Not everyone understands the rationale, and conversations with customers can get intense and personal. "We'll do the math with them," he says. "If you buy that land, here's what your debt across all your land will look like. Does that look rational?"

Worst-case scenarios are part of the worksheet as well: "If you had a crop failure or commodity prices drop, how bad could it get?" Lindholm will ask. "What we really need to know is, what happens if things go to hell in a handbasket?"

Threats to the Corn Belt's recent boom loom everywhere, and everybody around Granite Falls knows it. Corn is a global market, and any one of a half-dozen things beyond anyone's control—ranging from a European debt crisis or a trade impasse with China to a rise in the value of the dollar or a change in the weather—could cause prices to fall rapidly.
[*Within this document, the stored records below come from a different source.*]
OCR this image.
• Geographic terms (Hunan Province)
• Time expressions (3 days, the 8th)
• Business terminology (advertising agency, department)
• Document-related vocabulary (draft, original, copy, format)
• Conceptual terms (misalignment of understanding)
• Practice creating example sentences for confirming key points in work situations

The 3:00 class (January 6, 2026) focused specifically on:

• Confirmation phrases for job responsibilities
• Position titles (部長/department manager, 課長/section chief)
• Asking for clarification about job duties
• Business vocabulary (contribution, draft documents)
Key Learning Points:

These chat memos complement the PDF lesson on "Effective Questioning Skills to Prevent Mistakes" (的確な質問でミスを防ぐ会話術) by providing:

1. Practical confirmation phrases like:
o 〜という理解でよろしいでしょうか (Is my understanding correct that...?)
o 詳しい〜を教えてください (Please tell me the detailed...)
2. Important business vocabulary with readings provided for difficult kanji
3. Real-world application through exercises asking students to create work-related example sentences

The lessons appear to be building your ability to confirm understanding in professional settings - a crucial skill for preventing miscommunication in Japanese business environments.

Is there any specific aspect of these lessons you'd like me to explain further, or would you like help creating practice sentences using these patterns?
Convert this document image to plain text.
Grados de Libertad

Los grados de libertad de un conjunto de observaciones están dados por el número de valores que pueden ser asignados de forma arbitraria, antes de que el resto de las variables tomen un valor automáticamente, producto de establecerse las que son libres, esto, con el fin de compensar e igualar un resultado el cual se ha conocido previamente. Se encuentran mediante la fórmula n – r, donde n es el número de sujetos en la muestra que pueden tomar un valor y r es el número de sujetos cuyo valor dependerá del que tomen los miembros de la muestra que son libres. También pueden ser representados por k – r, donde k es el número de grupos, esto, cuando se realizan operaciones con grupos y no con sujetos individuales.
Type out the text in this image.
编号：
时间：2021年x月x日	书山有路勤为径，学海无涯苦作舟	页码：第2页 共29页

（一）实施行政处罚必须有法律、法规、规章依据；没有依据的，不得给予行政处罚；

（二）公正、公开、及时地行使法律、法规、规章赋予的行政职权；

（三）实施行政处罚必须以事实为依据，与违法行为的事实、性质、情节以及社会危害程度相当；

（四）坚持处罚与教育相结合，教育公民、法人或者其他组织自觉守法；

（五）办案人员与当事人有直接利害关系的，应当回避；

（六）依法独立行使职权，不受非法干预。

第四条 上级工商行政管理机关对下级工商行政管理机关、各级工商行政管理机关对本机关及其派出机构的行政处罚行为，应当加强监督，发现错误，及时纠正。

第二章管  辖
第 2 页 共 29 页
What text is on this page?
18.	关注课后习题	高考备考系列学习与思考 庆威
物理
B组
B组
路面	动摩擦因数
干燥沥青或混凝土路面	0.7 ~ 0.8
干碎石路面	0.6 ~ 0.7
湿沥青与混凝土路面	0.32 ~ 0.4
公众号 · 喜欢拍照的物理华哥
In an analysis late last year, the FDIC cited every potential danger imaginable—both the speculative and the concrete—as it cautioned lenders against overconfidence and recommended they limit their concentrations, both directly and through third parties. But so far overconfidence is one thing few ag bankers seem to have in abundance.

In the past year, corn dipped briefly to $4 per bushel, before rebounding to $7. The swings are unsettling for farmers who grew accustomed over the years to prices fluctuating between roughly $1.80 and $2.30.

"There's a little bit of fear out there, because of the volatility," says Craig Bakkelund, Granite Falls Bank's vice president. "The goods can be really good, but the bads can be really bad."

For corn farmers, one threat is the potential for a scaling back of a government mandate on production of renewable biofuels. The mandate tightened up the supply of corn by diverting 5 billion bushels into ethanol, Wells Fargo's Swanson says. (That's 38 percent of the nation's total corn output.)

This clearly has been a boon for farming communities like Granite Falls, driving up prices of their key product. But long-term subsidies and tariff protections are set to end this year, and the mandate—while it appears safe for now—faces stiff political opposition, including from livestock farmers, who are big buyers of corn. "It was an artificial policy decision, and those can be reversed," Swanson says.

Farm bankers also keep a watchful eye on trade negotiations. Exports account for 2 billion bushels of production, and have grown in recent years. A trade spat could cut demand significantly, causing commodity and land prices to fall.

Swanson believes that over time "global demand is real and is going to grow," validating some of the price appreciation. But it's likely to be a stormy ride, and he worries that many farmers aren't ready for a prolonged downburst.

"This isn't Malibu, with sun and a narrow band of predictability," he says. "This is continental Midwest weather volatility, and many farmers have simply not prepared themselves for two bad years of pricing; $3.50 corn, which four or five years ago would have been wonderful, is now going to be bankrupting."

Lindholm and other ag bankers are doing what they can to help their customers and communities avoid that scenario.